Chow, from Queens, bought the shirt last season, during the height of Linsanity, when the city pulsed and ticket prices to see him soared.

That rush began on Feb. 4, when Lin scored 25 points in 36 minutes off the bench against the Nets. Filling a vacancy at the point — where Iman Shumpert, Mike Bibby and Toney Douglas had failed — Lin had 28 points against the Utah Jazz, 23 points and 10 assists against the Washington Wizards, and 38 points in a win over the Los Angeles Lakers on Feb. 10 that capped a week almost incomparable in N.B.A. annals.

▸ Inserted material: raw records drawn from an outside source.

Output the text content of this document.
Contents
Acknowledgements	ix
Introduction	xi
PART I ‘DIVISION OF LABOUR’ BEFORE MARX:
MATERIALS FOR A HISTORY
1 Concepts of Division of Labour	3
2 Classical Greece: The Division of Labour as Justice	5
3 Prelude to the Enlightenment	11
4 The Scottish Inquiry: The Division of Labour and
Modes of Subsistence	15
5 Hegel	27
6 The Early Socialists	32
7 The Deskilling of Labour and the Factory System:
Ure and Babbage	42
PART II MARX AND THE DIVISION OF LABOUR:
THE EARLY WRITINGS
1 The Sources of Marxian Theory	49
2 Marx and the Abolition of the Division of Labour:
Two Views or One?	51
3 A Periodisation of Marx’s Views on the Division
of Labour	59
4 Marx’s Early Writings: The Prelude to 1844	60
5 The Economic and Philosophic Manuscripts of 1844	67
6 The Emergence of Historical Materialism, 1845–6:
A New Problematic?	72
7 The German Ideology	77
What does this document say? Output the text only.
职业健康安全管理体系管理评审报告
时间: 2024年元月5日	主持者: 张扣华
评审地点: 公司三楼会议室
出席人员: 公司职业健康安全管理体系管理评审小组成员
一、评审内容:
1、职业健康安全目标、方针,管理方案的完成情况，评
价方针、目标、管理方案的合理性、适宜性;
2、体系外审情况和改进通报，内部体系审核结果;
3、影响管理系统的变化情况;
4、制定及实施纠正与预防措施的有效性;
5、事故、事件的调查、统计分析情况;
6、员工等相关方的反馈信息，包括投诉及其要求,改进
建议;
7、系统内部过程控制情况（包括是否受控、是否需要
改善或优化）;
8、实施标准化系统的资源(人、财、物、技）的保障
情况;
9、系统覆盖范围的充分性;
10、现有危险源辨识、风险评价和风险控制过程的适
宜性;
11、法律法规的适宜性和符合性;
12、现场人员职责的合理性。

He was producing on the court — for the month of February, Lin averaged 20.9 points, 8.4 assists, and 2.1 steals — but the phenomenon was built off it.

Fans loved his story — undrafted out of Harvard and living on his brother’s couch — and his background struck a chord among Asian-Americans. Within weeks, he was praised by President Obama, tailed by paparazzi and sized for shoes by Nike. His trading card sold for $21,000 on eBay.

Lin even had the catchphrase Linsanity trademarked.

“It was the time of my life,” Lin said before Monday’s game. “To do it in the fashion that we did was fun. It’s something I’ll remember forever.”

The hoopla lasted less than two months. Lin’s influence dwindled after Coach Mike Woodson replaced Mike D’Antoni, and after battling a meniscus injury in his knee, Lin played his last game with the Knicks on March 24 and eventually had surgery.

Lin’s popularity remains strong worldwide. He is currently sixth over all in the Western Conference All-Star balloting, with nearly 300,000 votes. But in New York, even on Monday, it was clear that Linsanity is over. After his departure, Modell’s Sporting Goods sold off about 40,000 Lin jerseys and T-shirts at discounted prices in a matter of weeks.

“We gave it away,” said Mitch Modell, the chain’s chief executive officer. Jerseys were marked down as low as $10; some T-shirts sold for $1.

“When somebody like that is that hot, and it dies, it dies really quickly,” Modell added. “You’ve just got to sell and convert it to cash. It’s not worth the space it takes up.”